僕かなり成長した。
そうして僕はどんどんと女神様の指示に従って妖怪を倒して行った。
低級妖怪は変な妖怪が多数いて、ちょっと面白おかしな感じがした。
すると、それを見ていた女神様が険しい顔をした。
「ねえ、あなたちょっと舐めてない? いくら倒しているのが低級妖怪だからって侮ってはいけないわよ」
「低級だからこそ、他よりもすぐにやられてしまう妖怪だからこそ、ズル賢かったりするんだから」
「そうか、そうかもしれないね」
女神様はすぐに調子に乗る性格だけれど、人に教えたり、危険なことに関してはしっかりと危機管理を持っていると思った。だてに女神をやっていたわけではないということか。まあ、人間救ったことないけど。
そして僕の実力一か月経つと、自他共に認めるものとなっていた、他とは女神様しかいないけれど。
出す炎は、マッチ程度の炎から灼熱の炎を操れるようになっていた。始めあまり強い炎は使いたくないからと、女神様に制限をかけていたのだが、女神様言わく、炎の能力を最大限に授けたとしても、これほどの炎は操れなかったとのことだ。つまり、僕は女神様の授けた最大限の炎の能力を超えたということになる。そしてそれは氷の能力も同様とのことだった。
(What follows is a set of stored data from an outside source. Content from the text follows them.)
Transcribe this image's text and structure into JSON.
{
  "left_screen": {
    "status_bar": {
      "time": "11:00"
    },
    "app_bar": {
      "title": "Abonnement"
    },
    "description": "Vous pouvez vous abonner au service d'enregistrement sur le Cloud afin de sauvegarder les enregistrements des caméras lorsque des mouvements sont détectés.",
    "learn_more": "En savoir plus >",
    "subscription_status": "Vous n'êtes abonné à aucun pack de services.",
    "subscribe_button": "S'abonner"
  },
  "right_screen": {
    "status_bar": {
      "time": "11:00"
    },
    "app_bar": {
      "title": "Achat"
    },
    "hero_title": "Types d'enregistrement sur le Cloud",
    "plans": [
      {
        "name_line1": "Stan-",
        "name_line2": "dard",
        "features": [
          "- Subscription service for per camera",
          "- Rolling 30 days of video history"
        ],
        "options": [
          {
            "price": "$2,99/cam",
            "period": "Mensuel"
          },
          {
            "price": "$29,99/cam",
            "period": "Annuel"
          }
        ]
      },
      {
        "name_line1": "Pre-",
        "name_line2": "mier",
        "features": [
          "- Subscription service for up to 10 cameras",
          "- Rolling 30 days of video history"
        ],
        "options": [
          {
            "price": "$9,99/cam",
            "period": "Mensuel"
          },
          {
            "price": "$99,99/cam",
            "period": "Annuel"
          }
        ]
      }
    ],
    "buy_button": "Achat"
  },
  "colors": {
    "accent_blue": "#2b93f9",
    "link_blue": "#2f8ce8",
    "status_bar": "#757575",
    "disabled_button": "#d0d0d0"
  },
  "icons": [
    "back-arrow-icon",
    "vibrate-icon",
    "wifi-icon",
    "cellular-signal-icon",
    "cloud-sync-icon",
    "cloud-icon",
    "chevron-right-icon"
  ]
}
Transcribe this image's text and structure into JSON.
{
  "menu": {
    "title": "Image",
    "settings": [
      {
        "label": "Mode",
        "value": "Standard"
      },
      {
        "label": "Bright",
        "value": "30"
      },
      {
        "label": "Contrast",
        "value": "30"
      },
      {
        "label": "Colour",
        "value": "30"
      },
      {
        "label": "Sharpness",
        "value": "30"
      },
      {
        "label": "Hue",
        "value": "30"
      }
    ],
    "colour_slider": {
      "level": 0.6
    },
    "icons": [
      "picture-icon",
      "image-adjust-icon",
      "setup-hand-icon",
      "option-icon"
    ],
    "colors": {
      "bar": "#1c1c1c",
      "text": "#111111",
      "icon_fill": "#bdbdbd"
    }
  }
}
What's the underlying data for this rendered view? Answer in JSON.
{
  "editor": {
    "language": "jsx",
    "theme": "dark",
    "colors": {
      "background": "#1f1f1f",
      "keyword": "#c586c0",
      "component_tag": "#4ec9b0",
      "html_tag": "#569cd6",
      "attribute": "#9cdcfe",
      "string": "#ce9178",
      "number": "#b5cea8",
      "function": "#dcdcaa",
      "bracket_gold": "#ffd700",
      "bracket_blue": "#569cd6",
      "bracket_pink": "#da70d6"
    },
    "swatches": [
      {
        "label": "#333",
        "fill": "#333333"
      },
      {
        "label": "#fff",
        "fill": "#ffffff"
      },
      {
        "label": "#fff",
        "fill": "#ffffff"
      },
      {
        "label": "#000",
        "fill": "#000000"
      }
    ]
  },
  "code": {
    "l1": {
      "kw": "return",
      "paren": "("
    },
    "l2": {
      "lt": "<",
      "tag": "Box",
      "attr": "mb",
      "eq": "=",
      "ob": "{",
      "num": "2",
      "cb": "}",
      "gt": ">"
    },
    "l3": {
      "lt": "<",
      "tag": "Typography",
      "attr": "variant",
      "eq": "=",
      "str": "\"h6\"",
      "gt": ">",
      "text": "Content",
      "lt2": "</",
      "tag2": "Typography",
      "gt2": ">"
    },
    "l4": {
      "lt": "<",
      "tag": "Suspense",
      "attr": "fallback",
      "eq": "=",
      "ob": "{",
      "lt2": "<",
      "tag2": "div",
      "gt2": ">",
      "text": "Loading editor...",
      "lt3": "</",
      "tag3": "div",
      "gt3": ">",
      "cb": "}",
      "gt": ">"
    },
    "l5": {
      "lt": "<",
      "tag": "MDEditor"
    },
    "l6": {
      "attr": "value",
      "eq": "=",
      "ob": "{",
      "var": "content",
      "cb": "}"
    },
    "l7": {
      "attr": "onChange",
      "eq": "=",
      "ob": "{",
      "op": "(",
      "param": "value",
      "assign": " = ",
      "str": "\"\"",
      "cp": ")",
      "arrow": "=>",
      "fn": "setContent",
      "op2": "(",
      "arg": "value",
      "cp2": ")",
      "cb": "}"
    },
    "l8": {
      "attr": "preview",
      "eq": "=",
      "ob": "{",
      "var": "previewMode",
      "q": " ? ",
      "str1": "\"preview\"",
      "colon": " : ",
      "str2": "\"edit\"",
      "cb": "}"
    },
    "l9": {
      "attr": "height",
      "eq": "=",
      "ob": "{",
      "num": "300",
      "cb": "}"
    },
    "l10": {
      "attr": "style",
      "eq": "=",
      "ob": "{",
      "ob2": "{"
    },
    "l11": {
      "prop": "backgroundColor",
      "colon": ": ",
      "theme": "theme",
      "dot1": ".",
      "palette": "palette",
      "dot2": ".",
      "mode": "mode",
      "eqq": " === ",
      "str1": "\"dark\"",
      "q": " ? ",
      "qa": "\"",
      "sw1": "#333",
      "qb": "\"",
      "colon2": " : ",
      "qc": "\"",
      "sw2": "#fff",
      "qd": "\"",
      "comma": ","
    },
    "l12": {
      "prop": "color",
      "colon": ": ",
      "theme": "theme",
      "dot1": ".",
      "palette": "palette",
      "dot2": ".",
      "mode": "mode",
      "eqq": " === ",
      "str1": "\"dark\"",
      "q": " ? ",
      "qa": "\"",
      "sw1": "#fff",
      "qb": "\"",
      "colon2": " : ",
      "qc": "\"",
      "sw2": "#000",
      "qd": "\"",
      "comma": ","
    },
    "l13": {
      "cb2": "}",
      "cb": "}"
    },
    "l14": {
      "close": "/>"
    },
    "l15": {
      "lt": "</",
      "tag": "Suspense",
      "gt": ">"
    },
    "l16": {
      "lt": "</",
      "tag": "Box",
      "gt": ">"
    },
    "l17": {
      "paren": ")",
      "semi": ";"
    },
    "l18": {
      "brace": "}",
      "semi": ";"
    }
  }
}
「あなた、すごいわ。信じられないわ。女神びっくりよ。あなた才能あるわ。ちょっと試しに時を止めてみて!」
「でも、女神さん僕が仮に時を止めたとしても、測れませんよね。女神さんも時間止まっているんですから」
すると、女神さんは自身の右の人差し指を左右に振って「チッチ」と言った。
「甘い、甘いわね。私を誰だと思っているの? 私は仮にも元女神よ。そして私の女神パワーはトップだった。私を舐めてもらったら困るわね。私が何もしないでただ一か月間あなたに指導していたと思っているの?」
「じゃ、じゃあ女神さんも何か修行していたんだ」
「そうね。あなたが仕留めそこなった妖怪にとどめを刺したり、して少しではあるけど女神としてのパワーは取り戻しつつあるわ。とはいえ、まだ全盛期の力の一万分の一ぐらいしか出せないけれど」
「一万分の一か。じゃあ、期待は出来ないですね」
「女神を舐めんじゃないわよ」
女神様は片手を上げた。
すると、女神様の体の雷が落ちた。
「ふふふ、これぐらいならば今の私なら簡単に出来るわ」
言って、手から雷を放って、空を飛んでいる浮遊魚とでも呼べそうな、妖怪を撃ち落とした。
「す、すごい」
「でしょ、あの妖怪、今私簡単に倒したように見えるでしょうけれど、あれあなたじゃ、まだ倒せないから」
「うそ」
「本当よ。でもあなたは才能は人間として半端ないのは事実だわ。私は元のパワーを取り戻しつつあるからこういった力を使えるけど、あなたは一から学んでいるのよ。これがどういうこと分かる? あなたたぶん私と同様の才能を有しているわ」
「うわっ、ちょっと嬉しい」
「何がちょっとよ。謙遜してんじゃないわよ。喜ぶ時は喜びなさいよ。まあ調子に乗らない程度にね」
「分かりました」
そして僕はさっき女神様に言われた通り、時を止めてみた。
チクタクチクタク。
女神様が取り戻した能力の一つ、ストップウォッチ魔法で時を計測した。ってそんな魔法あるのかよ。
その結果、僕は30分も時を止めることが出来るようになっていた。
「うんうん。凄いわね。あなたもう魔王退治にも行けるぐらいかもね」
「本当ですか?」
「うん。どうする私が再び女神様になったら一緒に魔王退治に行く?」
「良いですね。女神様が入ればかなり心強い。正に鬼に金棒ですよ」
「ふうーん。で、どっちが鬼なの?」
「もちろん、めが」
ゴン!!
殴られた。女神様にぐーで殴られた。でも何だかとても楽しい気分だった。